Lido, the industry leader in ether staking, will collaborate with two Cosmos blockchain ecosystem projects to connect its staked ether (stETH) tokens to the Cosmos network. This move might result in the exchange of millions of dollars’ worth of liquidity between the two blockchains.
According to data from DefiLlama, liquid staking has grown in popularity as a mechanism for investors to make returns on their digital assets. With a total worth of $16 billion, it is now one of the major decentralised finance (DeFi) sectors. Users can employ derivative tokens that can be used for lending and borrowing on platforms that support liquid staking, like Lido, to keep their locked-up tokens liquid.
The market value of Lido’s stETH is $13.8 billion, and it comes in two flavours: a rebasing token (stETH) and a wrapped, auto-compounding token (wstETH), which will serve as a bridge to Cosmos.
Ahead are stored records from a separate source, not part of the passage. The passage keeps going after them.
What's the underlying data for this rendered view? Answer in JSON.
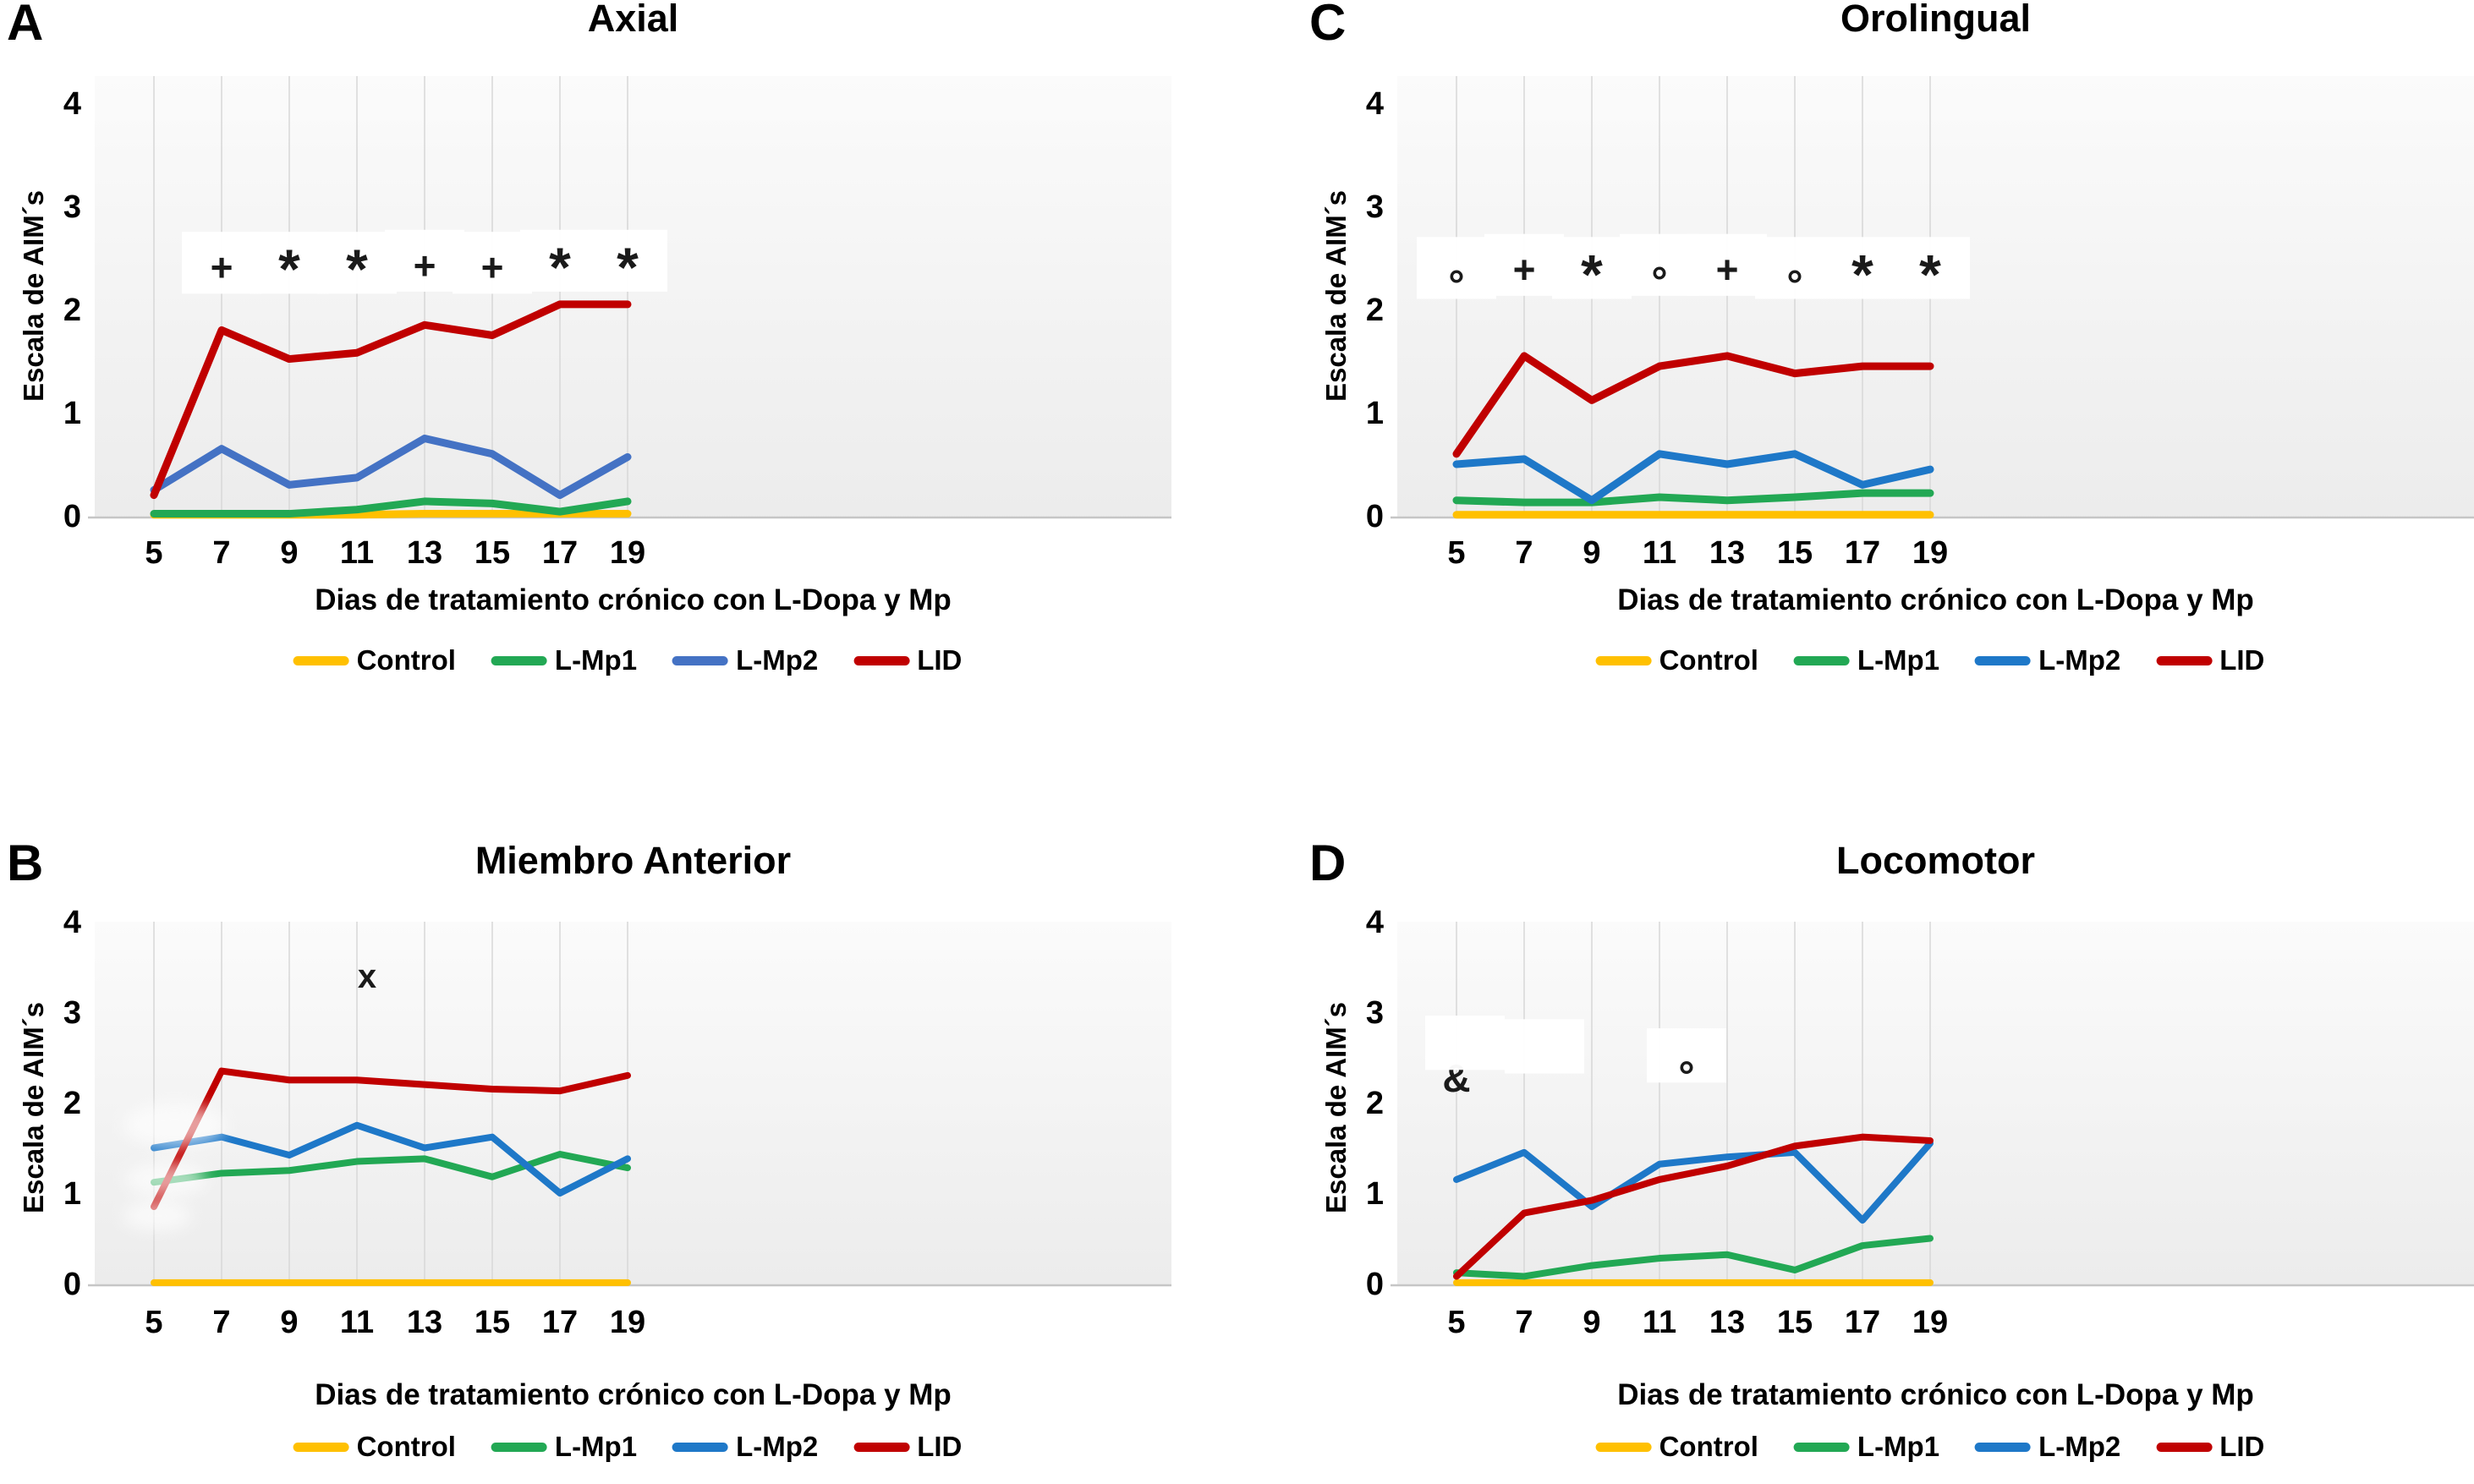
{
  "figure": {
    "panels_order": [
      "A",
      "C",
      "B",
      "D"
    ],
    "series_names": [
      "Control",
      "L-Mp1",
      "L-Mp2",
      "LID"
    ],
    "colors": {
      "control": "#FFC000",
      "lmp1": "#22A854",
      "lmp2_muted": "#4472C4",
      "lmp2_bright": "#1E78C8",
      "lid": "#C00000"
    }
  },
  "chart_data": [
    {
      "panel_label": "A",
      "type": "line",
      "title": "Axial",
      "xlabel": "Dias de tratamiento crónico con L-Dopa y Mp",
      "ylabel": "Escala de AIM´s",
      "x": [
        5,
        7,
        9,
        11,
        13,
        15,
        17,
        19
      ],
      "ylim": [
        0,
        4
      ],
      "yticks": [
        0,
        1,
        2,
        3,
        4
      ],
      "legend_position": "bottom",
      "grid": "vertical",
      "series": [
        {
          "name": "Control",
          "color": "#FFC000",
          "values": [
            0.01,
            0.01,
            0.01,
            0.01,
            0.02,
            0.02,
            0.02,
            0.02
          ]
        },
        {
          "name": "L-Mp1",
          "color": "#22A854",
          "values": [
            0.02,
            0.02,
            0.02,
            0.06,
            0.14,
            0.12,
            0.04,
            0.14
          ]
        },
        {
          "name": "L-Mp2",
          "color": "#4472C4",
          "values": [
            0.25,
            0.65,
            0.3,
            0.37,
            0.75,
            0.6,
            0.2,
            0.57
          ]
        },
        {
          "name": "LID",
          "color": "#C00000",
          "values": [
            0.2,
            1.8,
            1.52,
            1.58,
            1.85,
            1.75,
            2.05,
            2.05
          ]
        }
      ],
      "annotations": [
        {
          "x": 7,
          "y": 2.4,
          "symbol": "+",
          "box": true
        },
        {
          "x": 9,
          "y": 2.4,
          "symbol": "*",
          "box": true
        },
        {
          "x": 11,
          "y": 2.4,
          "symbol": "*",
          "box": true
        },
        {
          "x": 13,
          "y": 2.42,
          "symbol": "+",
          "box": true
        },
        {
          "x": 15,
          "y": 2.4,
          "symbol": "+",
          "box": true
        },
        {
          "x": 17,
          "y": 2.42,
          "symbol": "*",
          "box": true
        },
        {
          "x": 19,
          "y": 2.42,
          "symbol": "*",
          "box": true
        }
      ],
      "smudges": []
    },
    {
      "panel_label": "C",
      "type": "line",
      "title": "Orolingual",
      "xlabel": "Dias de tratamiento crónico con L-Dopa y Mp",
      "ylabel": "Escala de AIM´s",
      "x": [
        5,
        7,
        9,
        11,
        13,
        15,
        17,
        19
      ],
      "ylim": [
        0,
        4
      ],
      "yticks": [
        0,
        1,
        2,
        3,
        4
      ],
      "legend_position": "bottom",
      "grid": "vertical",
      "series": [
        {
          "name": "Control",
          "color": "#FFC000",
          "values": [
            0.01,
            0.01,
            0.01,
            0.01,
            0.01,
            0.01,
            0.01,
            0.01
          ]
        },
        {
          "name": "L-Mp1",
          "color": "#22A854",
          "values": [
            0.15,
            0.13,
            0.13,
            0.18,
            0.15,
            0.18,
            0.22,
            0.22
          ]
        },
        {
          "name": "L-Mp2",
          "color": "#1E78C8",
          "values": [
            0.5,
            0.55,
            0.15,
            0.6,
            0.5,
            0.6,
            0.3,
            0.45
          ]
        },
        {
          "name": "LID",
          "color": "#C00000",
          "values": [
            0.6,
            1.55,
            1.12,
            1.45,
            1.55,
            1.38,
            1.45,
            1.45
          ]
        }
      ],
      "annotations": [
        {
          "x": 5,
          "y": 2.35,
          "symbol": "°",
          "box": true
        },
        {
          "x": 7,
          "y": 2.38,
          "symbol": "+",
          "box": true
        },
        {
          "x": 9,
          "y": 2.35,
          "symbol": "*",
          "box": true
        },
        {
          "x": 11,
          "y": 2.38,
          "symbol": "°",
          "box": true
        },
        {
          "x": 13,
          "y": 2.38,
          "symbol": "+",
          "box": true
        },
        {
          "x": 15,
          "y": 2.35,
          "symbol": "°",
          "box": true
        },
        {
          "x": 17,
          "y": 2.35,
          "symbol": "*",
          "box": true
        },
        {
          "x": 19,
          "y": 2.35,
          "symbol": "*",
          "box": true
        }
      ],
      "smudges": []
    },
    {
      "panel_label": "B",
      "type": "line",
      "title": "Miembro Anterior",
      "xlabel": "Dias de tratamiento crónico con L-Dopa y Mp",
      "ylabel": "Escala de AIM´s",
      "x": [
        5,
        7,
        9,
        11,
        13,
        15,
        17,
        19
      ],
      "ylim": [
        0,
        4
      ],
      "yticks": [
        0,
        1,
        2,
        3,
        4
      ],
      "legend_position": "bottom",
      "grid": "vertical",
      "series": [
        {
          "name": "Control",
          "color": "#FFC000",
          "values": [
            0.01,
            0.01,
            0.01,
            0.01,
            0.01,
            0.01,
            0.01,
            0.01
          ]
        },
        {
          "name": "L-Mp1",
          "color": "#22A854",
          "values": [
            1.12,
            1.22,
            1.25,
            1.35,
            1.38,
            1.18,
            1.43,
            1.28
          ]
        },
        {
          "name": "L-Mp2",
          "color": "#1E78C8",
          "values": [
            1.5,
            1.62,
            1.42,
            1.75,
            1.5,
            1.62,
            1.0,
            1.38
          ]
        },
        {
          "name": "LID",
          "color": "#C00000",
          "values": [
            0.85,
            2.35,
            2.25,
            2.25,
            2.2,
            2.15,
            2.13,
            2.3
          ]
        }
      ],
      "annotations": [
        {
          "x": 11.3,
          "y": 3.4,
          "symbol": "x",
          "box": false
        }
      ],
      "smudges": [
        {
          "x": 5.6,
          "y": 1.75,
          "rx": 60,
          "ry": 26
        },
        {
          "x": 5.35,
          "y": 1.15,
          "rx": 48,
          "ry": 20
        },
        {
          "x": 5.1,
          "y": 0.75,
          "rx": 40,
          "ry": 18
        }
      ]
    },
    {
      "panel_label": "D",
      "type": "line",
      "title": "Locomotor",
      "xlabel": "Dias de tratamiento crónico con L-Dopa y Mp",
      "ylabel": "Escala de AIM´s",
      "x": [
        5,
        7,
        9,
        11,
        13,
        15,
        17,
        19
      ],
      "ylim": [
        0,
        4
      ],
      "yticks": [
        0,
        1,
        2,
        3,
        4
      ],
      "legend_position": "bottom",
      "grid": "vertical",
      "series": [
        {
          "name": "Control",
          "color": "#FFC000",
          "values": [
            0.01,
            0.01,
            0.01,
            0.01,
            0.01,
            0.01,
            0.01,
            0.01
          ]
        },
        {
          "name": "L-Mp1",
          "color": "#22A854",
          "values": [
            0.12,
            0.08,
            0.2,
            0.28,
            0.32,
            0.15,
            0.42,
            0.5
          ]
        },
        {
          "name": "L-Mp2",
          "color": "#1E78C8",
          "values": [
            1.15,
            1.45,
            0.85,
            1.32,
            1.4,
            1.45,
            0.7,
            1.55
          ]
        },
        {
          "name": "LID",
          "color": "#C00000",
          "values": [
            0.08,
            0.78,
            0.92,
            1.15,
            1.3,
            1.52,
            1.62,
            1.58
          ]
        }
      ],
      "annotations": [
        {
          "x": 5.0,
          "y": 2.27,
          "symbol": "&",
          "box": false
        },
        {
          "x": 5.25,
          "y": 2.56,
          "symbol": "",
          "box": true
        },
        {
          "x": 7.6,
          "y": 2.52,
          "symbol": "",
          "box": true
        },
        {
          "x": 11.8,
          "y": 2.42,
          "symbol": "°",
          "box": true
        }
      ],
      "smudges": []
    }
  ]
}
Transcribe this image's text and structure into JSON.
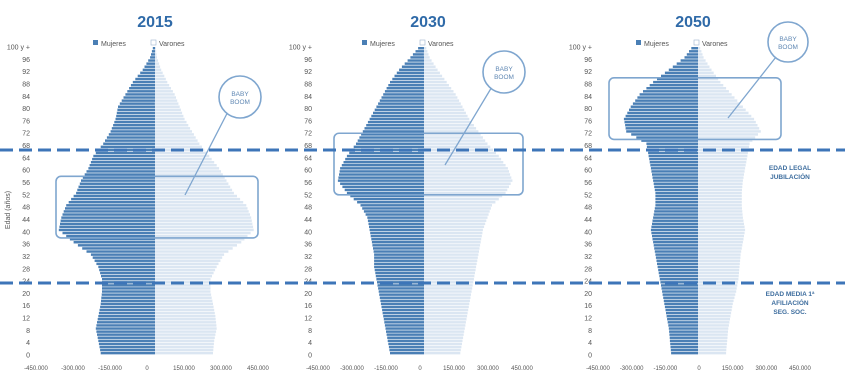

For the bridge project, Lido has chosen the cross-chain platform Neutron and the full-stack development network Axelar, CoinDesk discovered on Thursday. To increase liquidity for wrapped stETH and wstETH, Neutron and Axelar each pledged 1% of their respective token incentives.
Avril Dutheil, a key Neutron developer, wrote in a statement to CoinDesk, “We are excited to be part of the effort to bring one of the biggest liquid staking tokens, Lido’s staked ETH to the Cosmos ecosystem.” It demonstrates the importance of cross-chain support and our dedication to attracting users and liquidity to the Cosmos ecosystem.
The wstETH token can be utilised on a number of blockchains that are constructed on the Inter-Blockchain Communication (IBC) technology platform of Cosmos once it is on that platform. These include the popular DeFi protocols Osmosis and dYdX, as well as Cosmos, Cronos, Sommelier, and others.